Note that it's not really possible (short of using something like AJAX)
to have a function like AskAuth() that both prompts the visitor for
a password and returns a value to the calling script.  In the standard
web model, whenever you ask the user for something, the response comes
back as a separate HTTP request (i.e., a separate execution of pmwiki.php).

> > In general if you simply want to check authorization and don't care
> > about the page contents, it's better to use CondAuth() instead of
> > RetrieveAuthPage(), just in case we modify the security model in the
> > future.  However, it's not any quicker, since CondAuth() itself uses
> > RetrieveAuthPage() to check the permissions.
> Curious.  I guess there's some technical reason why CondAuth() calls
> RetrieveAuthPage() rather than checking $page['=auth']['edit'] (as below) or
> something similar...?  

All CondAuth() is provided is a pagename and an authorization level to check.
The page being requested might not have been read yet (i.e., the $page
array doesn't exist for the specified pagename).
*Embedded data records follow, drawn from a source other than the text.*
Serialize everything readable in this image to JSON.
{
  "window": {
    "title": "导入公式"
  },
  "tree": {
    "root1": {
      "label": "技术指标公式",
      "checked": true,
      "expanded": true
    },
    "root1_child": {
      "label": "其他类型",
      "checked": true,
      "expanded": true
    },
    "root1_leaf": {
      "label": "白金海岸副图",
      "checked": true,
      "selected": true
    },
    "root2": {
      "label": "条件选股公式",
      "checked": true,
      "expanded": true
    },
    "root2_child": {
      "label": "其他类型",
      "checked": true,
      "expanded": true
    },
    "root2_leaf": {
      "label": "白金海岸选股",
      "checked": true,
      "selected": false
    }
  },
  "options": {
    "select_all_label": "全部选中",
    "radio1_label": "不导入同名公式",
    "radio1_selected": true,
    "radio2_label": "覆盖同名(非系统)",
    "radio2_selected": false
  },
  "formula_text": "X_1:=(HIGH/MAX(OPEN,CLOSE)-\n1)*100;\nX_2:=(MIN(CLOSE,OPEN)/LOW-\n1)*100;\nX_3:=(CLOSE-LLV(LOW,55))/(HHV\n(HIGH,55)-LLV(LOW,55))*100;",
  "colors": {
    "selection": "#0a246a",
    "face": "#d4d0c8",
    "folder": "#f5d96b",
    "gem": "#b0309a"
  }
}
> It seems from a performance perspective like a check
> of permissions shouldn't require a full read of the file, but I've never
> gotten that deep into the code to see how it happens so I may be completely
> off base here...

For a variety of design reasons, PmWiki stores authorization information
for each page directly into its pagefile.  This is so that each page carries
its security information along with it directly, instead of having to
synchronize authorization details with a separate location or database.
So yes, checking authorization on a page does require reading the page file.
It's not a full read, however -- the page history isn't read unless it's
going to be needed.

> > Another way of checking that doesn't require an extra read beyond
> > the first is to check $page['=auth']['edit'], if non-zero, then
> > the visitor has 'edit' permission on the page.
> Is this a "safe" bet for the future if the security model changes?  Or
> better to use CondAuth()?  I'm guessing the latter?

For now, either approach works and isn't likely to break anytime soon.  
For the very long term, it would be better to use CondAuth().